‘Meet the Researcher’ is a series in which we spotlight different researchers in academia who use NVIDIA technologies to accelerate their work.
This month we spotlight Dr. Emanuel Gull, Associate Professor of Physics at University of Michigan, whose research focuses on the development of theoretical and computational methods for strongly correlated quantum systems.
Gull is the recipient of a Sloan Research Fellow, Ralph E. Powe Junior Faculty Enhancement Award, DOE Early Career Research Award, SCES early career Nevill F. Mott Prize, and APS Outstanding Referee Program.
What are your research areas?
The physics of materials in which many quantum particles strongly interact with each other. These are the systems out of which we build our newest generation of magnets, superconductors, solar cells, and systems for standard approximative methods.
When did you know that you wanted to be a researcher and pursue this field?
I was always open to having a career in the software/computing side of industry/finance — but, when I had to decide whether to go for a postdoc, the financial crisis hit. Instead, I did a postdoc in the U.S. and managed to get hired into an academic position afterwards.
What motivated you to pursue your recent research area of focus?
‘Quantum’ theory is the reason why many of our recent technological breakthroughs work. After all, NVIDIA chips are just an application of quantum theory. However, taking just theory and predicting and improving material properties without further input is incredibly difficult, even though we believe we understand the theory very well. I have always been fascinated by the challenge of combining computers and theoretical methods to bring calculations closer to reality. This started with an internship I did at a high performance computer center back when I was a high school student.
What problems or challenges does your research address?
While we know the equations that govern the physics of systems with many interacting quantum particles well, they are impossibly difficult to solve. This is why we need to find approximations that are both numerically tractable and accurate. My research spans the entire gamut from theoretical derivations, to implementation of new algorithms, to HPC, to comparisons with experiments. All of my research aims to make quantum theories more predictive and more accurate.
What challenges did you face during the research process, and how did you overcome them?
Time management is probably the most crucial. It’s easy to have many ideas, but testing them, improving upon them, and revising them takes time. In research, you’re constantly juggling finding resources, training people, having and revising ideas, publishing, going to conferences, etc. Finding quiet intervals to work deeply on a problem is essential, but difficult. I don’t believe I’ve overcome that limitation.
What is the impact of your work on the field/community/world?
Stronger magnets, higher temperature superconductors, and better materials for sensors and chips.
How have you used NVIDIA technology either in your current or previous research?
Yes! In fact, our home-written ab-initio simulation toolkit uses NVIDIA codes to simulate the physics of real materials and their excitations. Most of our calculations would be either impossible or borderline without the NVIDIA fast and double-precision arithmetics on the V100 and A100. Our codes run at just about 50% of theoretical peak flop, and are parallelized with streams within each GPU and with MPI between different GPUs and nodes.

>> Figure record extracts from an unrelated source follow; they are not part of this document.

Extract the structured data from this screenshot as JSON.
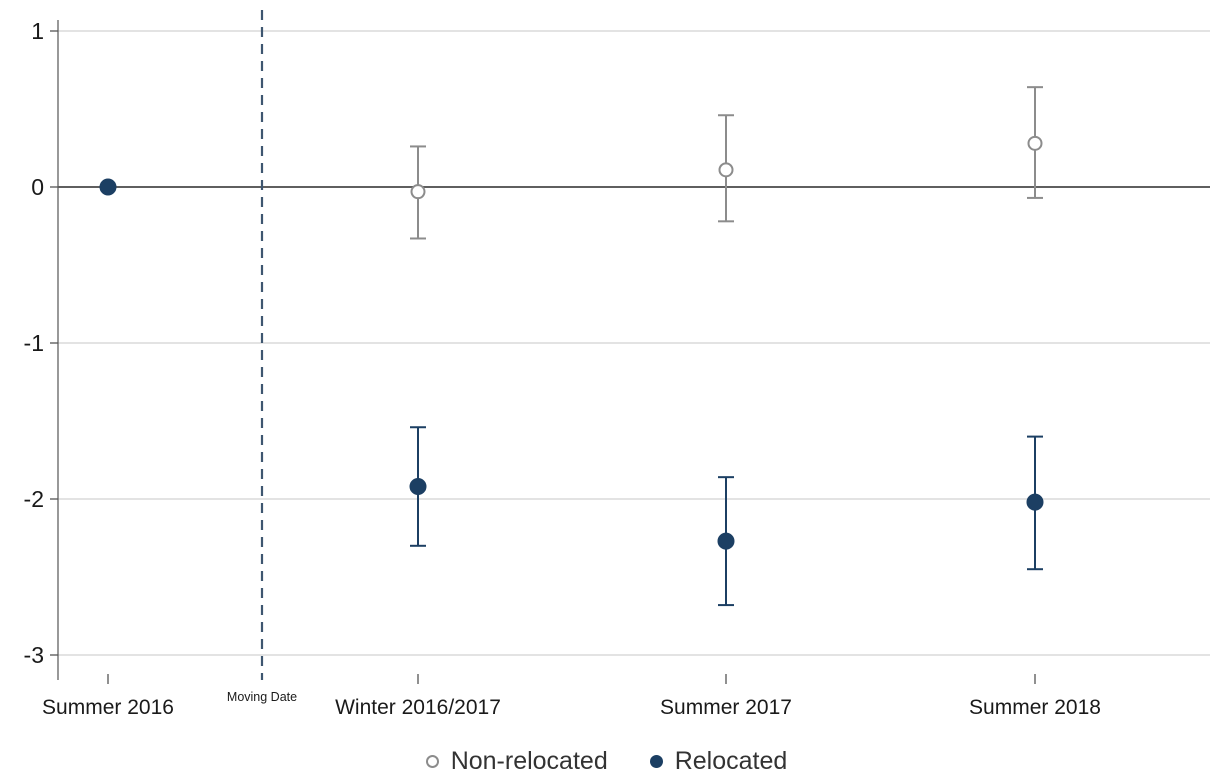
{
  "chart_data": {
    "type": "scatter",
    "x_categories": [
      "Summer 2016",
      "Winter 2016/2017",
      "Summer 2017",
      "Summer 2018"
    ],
    "ylim": [
      -3.2,
      1.1
    ],
    "y_ticks": [
      "1",
      "0",
      "-1",
      "-2",
      "-3"
    ],
    "y_tick_values": [
      1,
      0,
      -1,
      -2,
      -3
    ],
    "grid": true,
    "reference_line_y": 0,
    "event_line": {
      "label": "Moving Date",
      "position": "between Summer 2016 and Winter 2016/2017"
    },
    "legend_position": "bottom",
    "series": [
      {
        "name": "Non-relocated",
        "marker": "open-circle",
        "color": "#8c8c8c",
        "points": [
          {
            "x": "Winter 2016/2017",
            "y": -0.03,
            "ci_low": -0.33,
            "ci_high": 0.26
          },
          {
            "x": "Summer 2017",
            "y": 0.11,
            "ci_low": -0.22,
            "ci_high": 0.46
          },
          {
            "x": "Summer 2018",
            "y": 0.28,
            "ci_low": -0.07,
            "ci_high": 0.64
          }
        ]
      },
      {
        "name": "Relocated",
        "marker": "filled-circle",
        "color": "#1c3f63",
        "points": [
          {
            "x": "Summer 2016",
            "y": 0.0
          },
          {
            "x": "Winter 2016/2017",
            "y": -1.92,
            "ci_low": -2.3,
            "ci_high": -1.54
          },
          {
            "x": "Summer 2017",
            "y": -2.27,
            "ci_low": -2.68,
            "ci_high": -1.86
          },
          {
            "x": "Summer 2018",
            "y": -2.02,
            "ci_low": -2.45,
            "ci_high": -1.6
          }
        ]
      }
    ]
  },
  "legend": {
    "items": [
      {
        "label": "Non-relocated"
      },
      {
        "label": "Relocated"
      }
    ]
  }
}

What research breakthroughs or interesting results can you share?
We did, and we’re just now writing a paper on a new high-temperature superconductor.
What’s next for your research?
We’re currently doing a big push for driving systems out of equilibrium. We’re exciting them with a laser, ‘quenching’ them with a short current pulse, or probing them in other nonequilibrium conditions. The nonequilibrium physics of quantum materials is very different from the equilibrium conditions, and many exciting new phenomena appear. Besides, most sensors work out of equilibrium. How to generalize our computational toolkit to these situations is currently an open question that we’re working on.
Any advice for new researchers, especially to those who are inspired and motivated by your work?
Ask the big questions. Why is this interesting? Why will it work or how will it not work? What have we learned if it does work? But, don’t lose sight of the small details. Pounce at the details that don’t quite make sense, that’s where there’s something that needs to be understood. When something turns into a dead end, learn to let it go (even if you’ve invested a lot of resources into it).
Also, know the established ways of thinking about a problem, but question them always. Know the limitations of your tools and theories, and invest in your toolkit. New tools (computer codes, theoretical methods, experimental setups) lead to new discoveries, so make sure you have the best ones available for your application.